Виктория Макинтош, нынешний тайпан компании Макинтош-Фаркар, ЛТД сообщает, что мисс Вивиан Ло освобождается от должности директора новых проектов и покидает свой офис сегодня. Мистер Питер Макинтош назначается директором новых проектов в дополнение к своим текущим обязанностям Директора компании.

Мисс Ло сказала: «Когда мисс Макинтош и я встретились сегодня вечером, мы пришли к общему мнению, что ввиду всего случившегося после Нового года представляется нецелесообразным для нас работать вместе в компании Макинтош-Фаркар.
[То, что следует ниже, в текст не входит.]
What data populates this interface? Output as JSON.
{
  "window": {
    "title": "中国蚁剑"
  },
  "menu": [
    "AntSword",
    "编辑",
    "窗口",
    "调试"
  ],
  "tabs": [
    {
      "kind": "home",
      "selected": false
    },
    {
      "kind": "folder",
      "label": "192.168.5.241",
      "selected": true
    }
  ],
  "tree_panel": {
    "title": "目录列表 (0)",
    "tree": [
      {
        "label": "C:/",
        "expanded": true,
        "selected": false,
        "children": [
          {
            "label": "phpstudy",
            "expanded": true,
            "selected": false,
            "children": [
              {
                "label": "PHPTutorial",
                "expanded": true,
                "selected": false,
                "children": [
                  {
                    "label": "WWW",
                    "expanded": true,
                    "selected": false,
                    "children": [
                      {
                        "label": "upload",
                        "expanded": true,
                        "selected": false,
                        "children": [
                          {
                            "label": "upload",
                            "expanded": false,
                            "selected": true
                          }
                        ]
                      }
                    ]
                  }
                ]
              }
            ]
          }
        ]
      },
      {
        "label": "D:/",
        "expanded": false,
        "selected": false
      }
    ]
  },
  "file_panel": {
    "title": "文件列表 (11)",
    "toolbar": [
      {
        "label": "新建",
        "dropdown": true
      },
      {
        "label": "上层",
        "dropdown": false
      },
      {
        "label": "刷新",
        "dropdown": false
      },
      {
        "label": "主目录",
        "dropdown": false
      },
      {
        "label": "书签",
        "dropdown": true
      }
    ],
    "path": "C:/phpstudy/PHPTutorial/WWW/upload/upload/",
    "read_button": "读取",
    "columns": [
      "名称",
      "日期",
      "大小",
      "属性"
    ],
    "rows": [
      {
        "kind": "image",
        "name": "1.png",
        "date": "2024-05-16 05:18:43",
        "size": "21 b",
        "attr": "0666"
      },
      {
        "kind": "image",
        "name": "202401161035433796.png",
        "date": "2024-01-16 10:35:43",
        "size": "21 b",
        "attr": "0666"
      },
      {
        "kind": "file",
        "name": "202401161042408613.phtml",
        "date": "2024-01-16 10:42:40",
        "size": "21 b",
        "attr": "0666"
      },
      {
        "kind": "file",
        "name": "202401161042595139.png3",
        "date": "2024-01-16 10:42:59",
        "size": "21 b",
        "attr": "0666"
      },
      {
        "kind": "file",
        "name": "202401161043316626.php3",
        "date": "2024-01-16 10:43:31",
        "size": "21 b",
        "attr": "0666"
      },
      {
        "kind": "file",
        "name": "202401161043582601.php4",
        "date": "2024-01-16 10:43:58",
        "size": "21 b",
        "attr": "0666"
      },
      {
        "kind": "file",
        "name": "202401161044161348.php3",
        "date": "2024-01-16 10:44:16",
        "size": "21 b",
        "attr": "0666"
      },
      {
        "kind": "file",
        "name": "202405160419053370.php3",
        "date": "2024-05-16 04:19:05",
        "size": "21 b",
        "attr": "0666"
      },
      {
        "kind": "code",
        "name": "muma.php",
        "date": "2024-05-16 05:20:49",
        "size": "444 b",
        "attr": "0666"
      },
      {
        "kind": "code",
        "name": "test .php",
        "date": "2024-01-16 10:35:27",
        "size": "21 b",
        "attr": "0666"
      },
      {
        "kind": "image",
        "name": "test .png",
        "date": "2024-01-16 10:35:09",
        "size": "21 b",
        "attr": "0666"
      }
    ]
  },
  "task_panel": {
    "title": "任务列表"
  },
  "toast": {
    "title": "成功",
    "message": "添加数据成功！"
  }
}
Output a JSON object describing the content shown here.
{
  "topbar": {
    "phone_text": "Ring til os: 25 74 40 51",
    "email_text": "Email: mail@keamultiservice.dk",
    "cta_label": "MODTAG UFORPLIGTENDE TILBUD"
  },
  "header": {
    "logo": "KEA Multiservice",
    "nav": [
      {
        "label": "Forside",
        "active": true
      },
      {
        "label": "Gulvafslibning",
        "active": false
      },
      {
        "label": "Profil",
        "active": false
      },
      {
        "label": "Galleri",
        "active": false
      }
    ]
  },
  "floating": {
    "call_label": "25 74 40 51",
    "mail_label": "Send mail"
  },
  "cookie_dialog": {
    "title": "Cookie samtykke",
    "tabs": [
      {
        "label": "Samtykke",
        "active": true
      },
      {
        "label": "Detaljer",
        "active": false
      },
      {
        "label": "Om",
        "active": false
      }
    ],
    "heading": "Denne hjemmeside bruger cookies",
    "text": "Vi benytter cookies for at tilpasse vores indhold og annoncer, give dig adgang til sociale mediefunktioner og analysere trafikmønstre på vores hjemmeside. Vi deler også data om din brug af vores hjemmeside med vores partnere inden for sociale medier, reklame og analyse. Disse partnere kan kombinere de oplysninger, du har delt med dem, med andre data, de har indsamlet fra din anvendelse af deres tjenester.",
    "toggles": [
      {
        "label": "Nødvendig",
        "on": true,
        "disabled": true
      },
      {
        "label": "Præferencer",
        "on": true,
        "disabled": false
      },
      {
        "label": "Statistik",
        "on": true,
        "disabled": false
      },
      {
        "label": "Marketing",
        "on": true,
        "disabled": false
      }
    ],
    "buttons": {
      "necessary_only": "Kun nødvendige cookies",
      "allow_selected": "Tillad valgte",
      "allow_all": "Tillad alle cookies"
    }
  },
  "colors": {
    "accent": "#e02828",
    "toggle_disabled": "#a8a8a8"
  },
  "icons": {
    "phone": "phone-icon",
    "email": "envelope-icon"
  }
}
При сложившихся обстоятельствах я считаю, что единственным правильным решением было принять ее предложение об уходе».

Мисс Макинтош сказала: «Мисс Ло работала безукоризненно под руководством моего недавно умершего отца Дункана Макинтоша, и я желаю ей подобных успехов и впредь.

Нашим твердым намерением является расширение дел Макинтош-Фаркаров как в Гонконге, так и в Китае и продолжение почти стопятидесятилетней традиции делового партнерства с китайским народом и после переворота».

— Это не так просто, — повторила Вивиан и быстро вышла.

Викки отерла щеки простыней, потом, все еще плача, нажала кнопку, рассылавшую релиз по факсу в телеграфные агентства и службы новостей в Гонконге и Лондоне. Она вдруг поняла, что ко всем ее бедам добавилось еще и смутно-беспокойное открытие, что Вивиан знает что-то, чего сама Викки не знает.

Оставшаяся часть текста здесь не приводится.